Father’s secret work continually excited my curiosity. It was my dream that he should discover the means to control gravity. But, as years passed and he was growing old without discovering the secret, I naturally hoped to fall heir to the solution of the problem.

When he was home for his annual visit during my last year in high school, I asked him pointedly if he were working on the problem of gravity control.

“No,” he said at once. “The control of gravity has always seemed impossible to me. I am devoting my life to the mastery of a problem that I thought could be solved, and I am making a giant telescope with which I hope to be able to see an object on the moon as small as a man.

“No one knows of this except a few trusted assistants, who are sworn to secrecy. When I first started work on this telescope, over thirty years ago, all astronomers and lens makers laughed at me and declared it impossible to build.
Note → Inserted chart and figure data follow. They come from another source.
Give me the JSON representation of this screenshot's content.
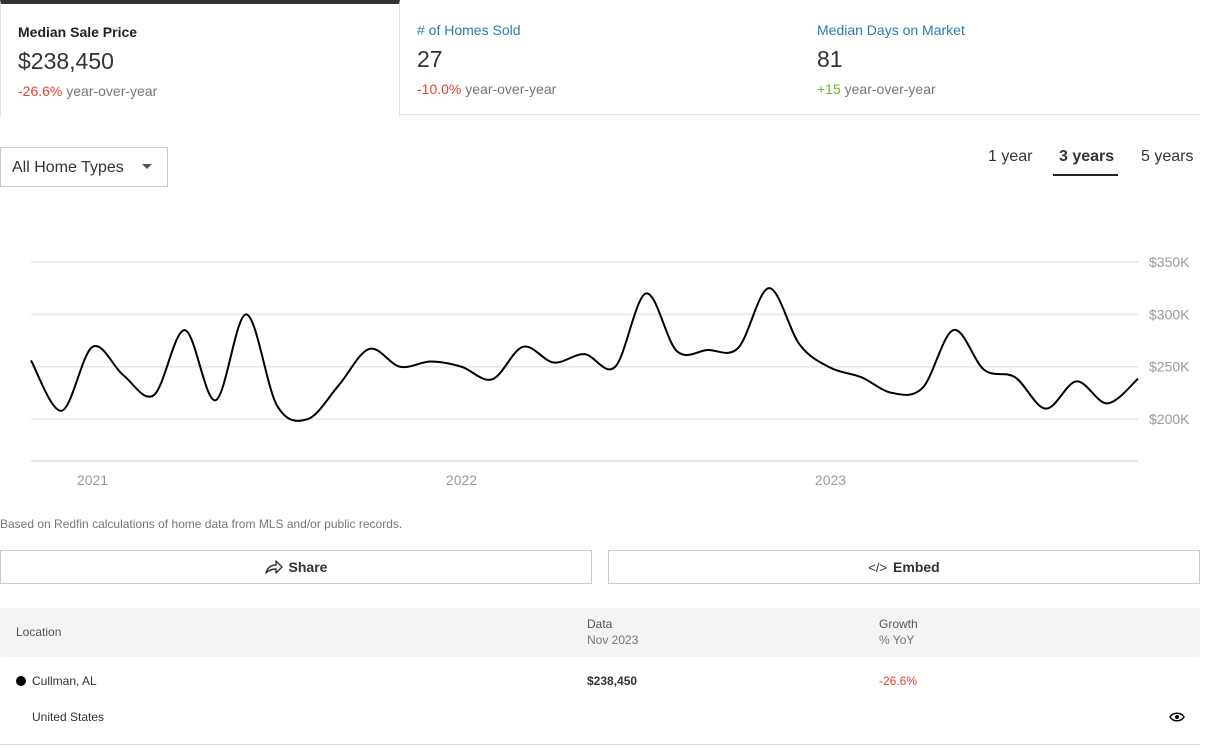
{
  "tabs": [
    {
      "label": "Median Sale Price",
      "value": "$238,450",
      "change": "-26.6%",
      "suffix": "year-over-year"
    },
    {
      "label": "# of Homes Sold",
      "value": "27",
      "change": "-10.0%",
      "suffix": "year-over-year"
    },
    {
      "label": "Median Days on Market",
      "value": "81",
      "change": "+15",
      "suffix": "year-over-year"
    }
  ],
  "filter": {
    "selected": "All Home Types"
  },
  "ranges": [
    "1 year",
    "3 years",
    "5 years"
  ],
  "chart_data": {
    "type": "line",
    "title": "Median Sale Price",
    "x": [
      "Nov 2020",
      "Dec 2020",
      "Jan 2021",
      "Feb 2021",
      "Mar 2021",
      "Apr 2021",
      "May 2021",
      "Jun 2021",
      "Jul 2021",
      "Aug 2021",
      "Sep 2021",
      "Oct 2021",
      "Nov 2021",
      "Dec 2021",
      "Jan 2022",
      "Feb 2022",
      "Mar 2022",
      "Apr 2022",
      "May 2022",
      "Jun 2022",
      "Jul 2022",
      "Aug 2022",
      "Sep 2022",
      "Oct 2022",
      "Nov 2022",
      "Dec 2022",
      "Jan 2023",
      "Feb 2023",
      "Mar 2023",
      "Apr 2023",
      "May 2023",
      "Jun 2023",
      "Jul 2023",
      "Aug 2023",
      "Sep 2023",
      "Oct 2023",
      "Nov 2023"
    ],
    "series": [
      {
        "name": "Cullman, AL",
        "values": [
          256,
          208,
          269,
          242,
          223,
          285,
          218,
          300,
          213,
          200,
          232,
          267,
          250,
          255,
          250,
          238,
          269,
          254,
          262,
          250,
          320,
          265,
          266,
          268,
          325,
          271,
          249,
          240,
          225,
          230,
          285,
          247,
          240,
          210,
          236,
          215,
          238.45
        ]
      }
    ],
    "yunit": "K USD",
    "ylim": [
      160,
      350
    ],
    "yticks": [
      "$200K",
      "$250K",
      "$300K",
      "$350K"
    ],
    "ytick_values": [
      200,
      250,
      300,
      350
    ],
    "xticks": [
      "2021",
      "2022",
      "2023"
    ],
    "xtick_index": [
      2,
      14,
      26
    ],
    "grid": true,
    "line_color": "#000000"
  },
  "note": "Based on Redfin calculations of home data from MLS and/or public records.",
  "buttons": {
    "share": "Share",
    "embed": "Embed",
    "embed_glyph": "</>"
  },
  "table": {
    "headers": {
      "location": "Location",
      "data": "Data",
      "data_sub": "Nov 2023",
      "growth": "Growth",
      "growth_sub": "% YoY"
    },
    "rows": [
      {
        "location": "Cullman, AL",
        "data": "$238,450",
        "growth": "-26.6%"
      },
      {
        "location": "United States"
      }
    ]
  }
}
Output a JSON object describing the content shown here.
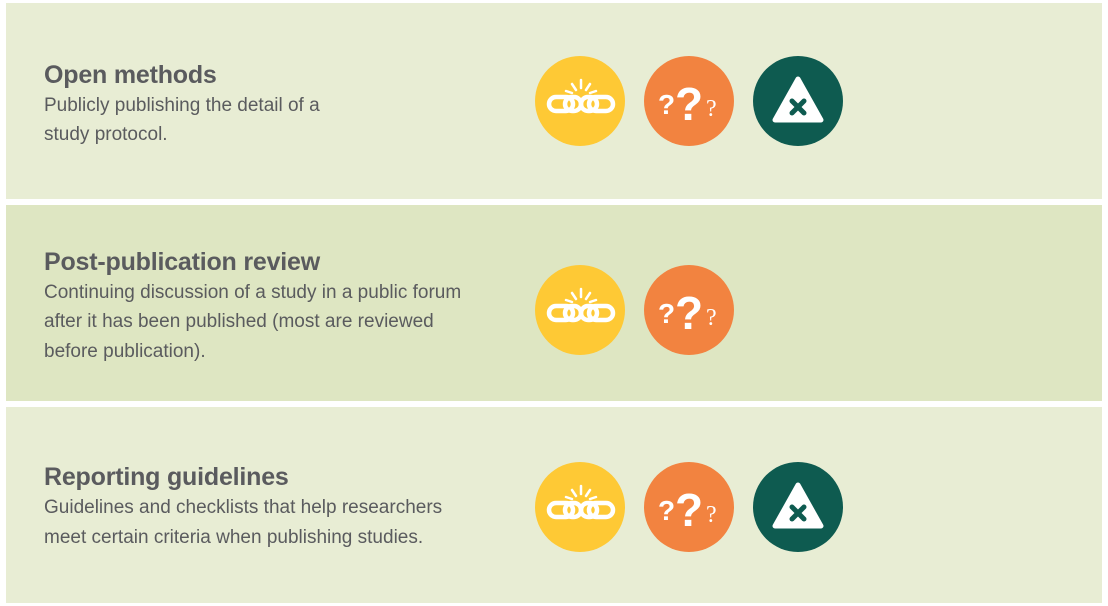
{
  "items": [
    {
      "title": "Open methods",
      "description_lines": [
        "Publicly publishing the detail of a",
        "study protocol."
      ],
      "icons": [
        "broken-chain-icon",
        "question-marks-icon",
        "warning-x-icon"
      ]
    },
    {
      "title": "Post-publication review",
      "description_lines": [
        "Continuing discussion of a study in a public forum",
        "after it has been published (most are reviewed",
        "before publication)."
      ],
      "icons": [
        "broken-chain-icon",
        "question-marks-icon"
      ]
    },
    {
      "title": "Reporting guidelines",
      "description_lines": [
        "Guidelines and checklists that help researchers",
        "meet certain criteria when publishing studies."
      ],
      "icons": [
        "broken-chain-icon",
        "question-marks-icon",
        "warning-x-icon"
      ]
    }
  ],
  "colors": {
    "panel_light": "#e8edd4",
    "panel_dark": "#dee6c2",
    "text": "#5a5b5e",
    "yellow": "#fec935",
    "orange": "#f28340",
    "teal": "#0e5b50"
  }
}
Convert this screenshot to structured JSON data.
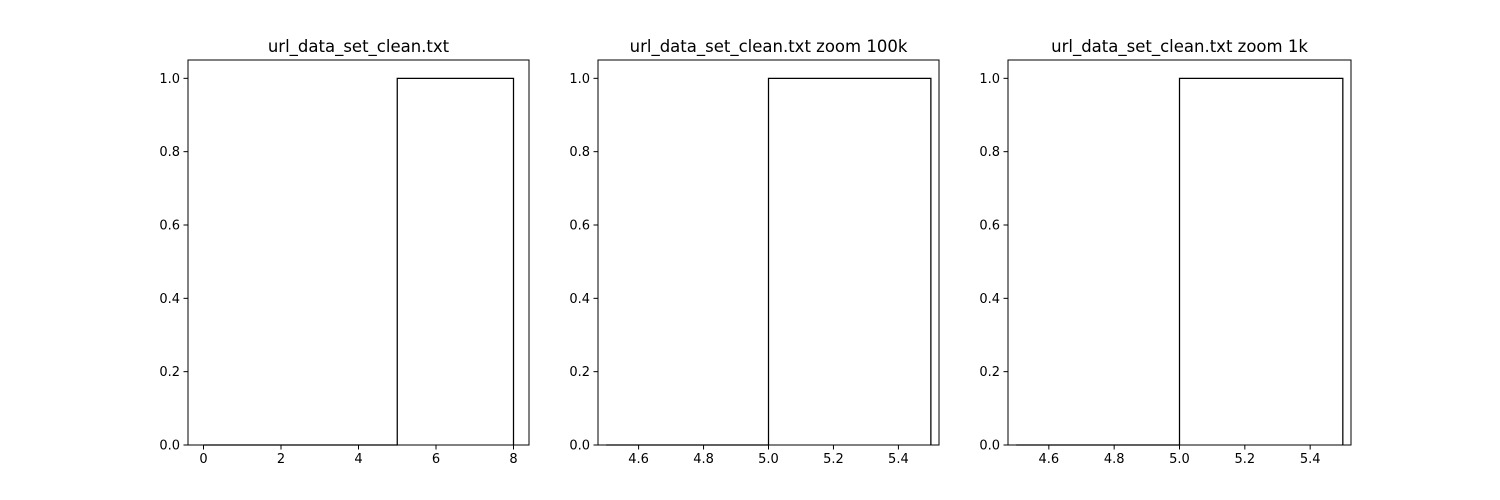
{
  "chart_data": [
    {
      "type": "line",
      "title": "url_data_set_clean.txt",
      "xlabel": "",
      "ylabel": "",
      "xlim": [
        -0.4,
        8.4
      ],
      "ylim": [
        0,
        1.05
      ],
      "xticks": [
        0,
        2,
        4,
        6,
        8
      ],
      "xtick_labels": [
        "0",
        "2",
        "4",
        "6",
        "8"
      ],
      "yticks": [
        0.0,
        0.2,
        0.4,
        0.6,
        0.8,
        1.0
      ],
      "ytick_labels": [
        "0.0",
        "0.2",
        "0.4",
        "0.6",
        "0.8",
        "1.0"
      ],
      "grid": false,
      "series": [
        {
          "x": [
            0,
            5,
            5,
            8,
            8
          ],
          "y": [
            0,
            0,
            1,
            1,
            0
          ],
          "color": "#000000"
        }
      ]
    },
    {
      "type": "line",
      "title": "url_data_set_clean.txt zoom 100k",
      "xlabel": "",
      "ylabel": "",
      "xlim": [
        4.475,
        5.525
      ],
      "ylim": [
        0,
        1.05
      ],
      "xticks": [
        4.6,
        4.8,
        5.0,
        5.2,
        5.4
      ],
      "xtick_labels": [
        "4.6",
        "4.8",
        "5.0",
        "5.2",
        "5.4"
      ],
      "yticks": [
        0.0,
        0.2,
        0.4,
        0.6,
        0.8,
        1.0
      ],
      "ytick_labels": [
        "0.0",
        "0.2",
        "0.4",
        "0.6",
        "0.8",
        "1.0"
      ],
      "grid": false,
      "series": [
        {
          "x": [
            4.5,
            5.0,
            5.0,
            5.5,
            5.5
          ],
          "y": [
            0,
            0,
            1,
            1,
            0
          ],
          "color": "#000000"
        }
      ]
    },
    {
      "type": "line",
      "title": "url_data_set_clean.txt zoom 1k",
      "xlabel": "",
      "ylabel": "",
      "xlim": [
        4.475,
        5.525
      ],
      "ylim": [
        0,
        1.05
      ],
      "xticks": [
        4.6,
        4.8,
        5.0,
        5.2,
        5.4
      ],
      "xtick_labels": [
        "4.6",
        "4.8",
        "5.0",
        "5.2",
        "5.4"
      ],
      "yticks": [
        0.0,
        0.2,
        0.4,
        0.6,
        0.8,
        1.0
      ],
      "ytick_labels": [
        "0.0",
        "0.2",
        "0.4",
        "0.6",
        "0.8",
        "1.0"
      ],
      "grid": false,
      "series": [
        {
          "x": [
            4.5,
            5.0,
            5.0,
            5.5,
            5.5
          ],
          "y": [
            0,
            0,
            1,
            1,
            0
          ],
          "color": "#000000"
        }
      ]
    }
  ]
}
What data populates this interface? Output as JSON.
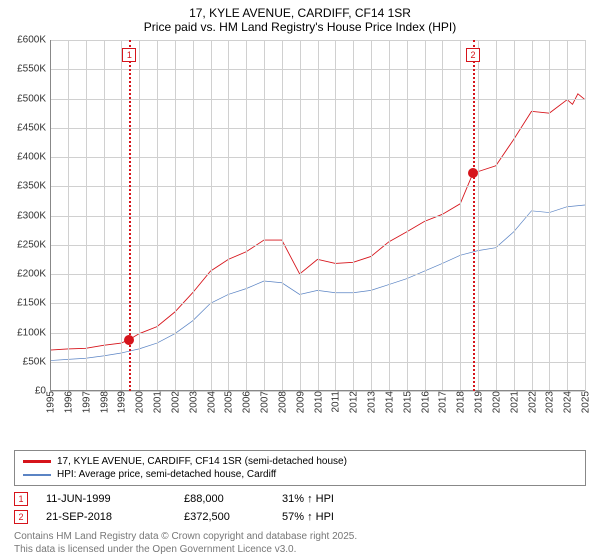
{
  "title": {
    "line1": "17, KYLE AVENUE, CARDIFF, CF14 1SR",
    "line2": "Price paid vs. HM Land Registry's House Price Index (HPI)"
  },
  "chart": {
    "type": "line",
    "background_color": "#ffffff",
    "grid_color": "#d0d0d0",
    "axis_color": "#888888",
    "label_fontsize": 10,
    "label_color": "#333333",
    "x": {
      "min": 1995,
      "max": 2025,
      "ticks": [
        1995,
        1996,
        1997,
        1998,
        1999,
        2000,
        2001,
        2002,
        2003,
        2004,
        2005,
        2006,
        2007,
        2008,
        2009,
        2010,
        2011,
        2012,
        2013,
        2014,
        2015,
        2016,
        2017,
        2018,
        2019,
        2020,
        2021,
        2022,
        2023,
        2024,
        2025
      ]
    },
    "y": {
      "min": 0,
      "max": 600,
      "ticks": [
        0,
        50,
        100,
        150,
        200,
        250,
        300,
        350,
        400,
        450,
        500,
        550,
        600
      ],
      "prefix": "£",
      "suffix": "K"
    },
    "series": [
      {
        "name": "property",
        "label": "17, KYLE AVENUE, CARDIFF, CF14 1SR (semi-detached house)",
        "color": "#d6141b",
        "line_width": 2.5,
        "points": [
          [
            1995,
            70
          ],
          [
            1996,
            72
          ],
          [
            1997,
            73
          ],
          [
            1998,
            78
          ],
          [
            1999,
            82
          ],
          [
            1999.45,
            88
          ],
          [
            2000,
            98
          ],
          [
            2001,
            110
          ],
          [
            2002,
            135
          ],
          [
            2003,
            168
          ],
          [
            2004,
            205
          ],
          [
            2005,
            225
          ],
          [
            2006,
            238
          ],
          [
            2007,
            258
          ],
          [
            2008,
            258
          ],
          [
            2009,
            200
          ],
          [
            2010,
            225
          ],
          [
            2011,
            218
          ],
          [
            2012,
            220
          ],
          [
            2013,
            230
          ],
          [
            2014,
            255
          ],
          [
            2015,
            272
          ],
          [
            2016,
            290
          ],
          [
            2017,
            302
          ],
          [
            2018,
            320
          ],
          [
            2018.72,
            372.5
          ],
          [
            2019,
            375
          ],
          [
            2020,
            385
          ],
          [
            2021,
            430
          ],
          [
            2022,
            478
          ],
          [
            2023,
            475
          ],
          [
            2024,
            498
          ],
          [
            2024.3,
            490
          ],
          [
            2024.6,
            508
          ],
          [
            2025,
            498
          ]
        ]
      },
      {
        "name": "hpi",
        "label": "HPI: Average price, semi-detached house, Cardiff",
        "color": "#5b84c4",
        "line_width": 2,
        "points": [
          [
            1995,
            52
          ],
          [
            1996,
            54
          ],
          [
            1997,
            56
          ],
          [
            1998,
            60
          ],
          [
            1999,
            65
          ],
          [
            2000,
            72
          ],
          [
            2001,
            82
          ],
          [
            2002,
            98
          ],
          [
            2003,
            120
          ],
          [
            2004,
            150
          ],
          [
            2005,
            165
          ],
          [
            2006,
            175
          ],
          [
            2007,
            188
          ],
          [
            2008,
            185
          ],
          [
            2009,
            165
          ],
          [
            2010,
            172
          ],
          [
            2011,
            168
          ],
          [
            2012,
            168
          ],
          [
            2013,
            172
          ],
          [
            2014,
            182
          ],
          [
            2015,
            192
          ],
          [
            2016,
            205
          ],
          [
            2017,
            218
          ],
          [
            2018,
            232
          ],
          [
            2019,
            240
          ],
          [
            2020,
            245
          ],
          [
            2021,
            272
          ],
          [
            2022,
            308
          ],
          [
            2023,
            305
          ],
          [
            2024,
            315
          ],
          [
            2025,
            318
          ]
        ]
      }
    ],
    "markers": [
      {
        "id": "1",
        "x": 1999.45,
        "y": 88,
        "color": "#d6141b"
      },
      {
        "id": "2",
        "x": 2018.72,
        "y": 372.5,
        "color": "#d6141b"
      }
    ]
  },
  "sales": [
    {
      "marker_id": "1",
      "date": "11-JUN-1999",
      "price": "£88,000",
      "hpi": "31% ↑ HPI",
      "color": "#d6141b"
    },
    {
      "marker_id": "2",
      "date": "21-SEP-2018",
      "price": "£372,500",
      "hpi": "57% ↑ HPI",
      "color": "#d6141b"
    }
  ],
  "copyright": {
    "line1": "Contains HM Land Registry data © Crown copyright and database right 2025.",
    "line2": "This data is licensed under the Open Government Licence v3.0."
  }
}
It would have to be too long. But now the most difficult part of the task is completed; the making of the giant lens, 1200 inches in diameter.”

“100 feet!” I exclaimed. “That does not sound possible! Such a telescope must be over a mile long! What machinery will you use in handling it! How could you cast and cool a lens of such proportions?” I became aware immediately of my own scientific knowledge carefully accumulated for years. I would show my father that I was worthy of his confidence.

“I’ll explain it all when I show it to you,” father said smilingly, “but that will not be until it is finished. Such a lens is not made in a few months; I employed twenty of the best lensmakers of the old world for a period of over twelve years to construct the big lens, while the eyepieces were being made by a firm in Paris. I now have a staff of mechanical and electrical engineers working on the machinery for handling it; but it will be years before the observatory is completely equipped.”

“But Daddy, why did you not tell me before! Let me go back with you and help.”

“No, you would not be able to help much at present. I have other plans for you. You are to enter college this fall and if you can master such subjects as optics, mathematics, astronomy and their kindred sciences, you could carry on my work when I die.”

“Oh Daddy, I’m sure it will. I take to science and mathematics as readily as a duck takes to water; and if I ever marry, it will be to some scientific man who will consider me a co-worker and equal, not a domestic pet.”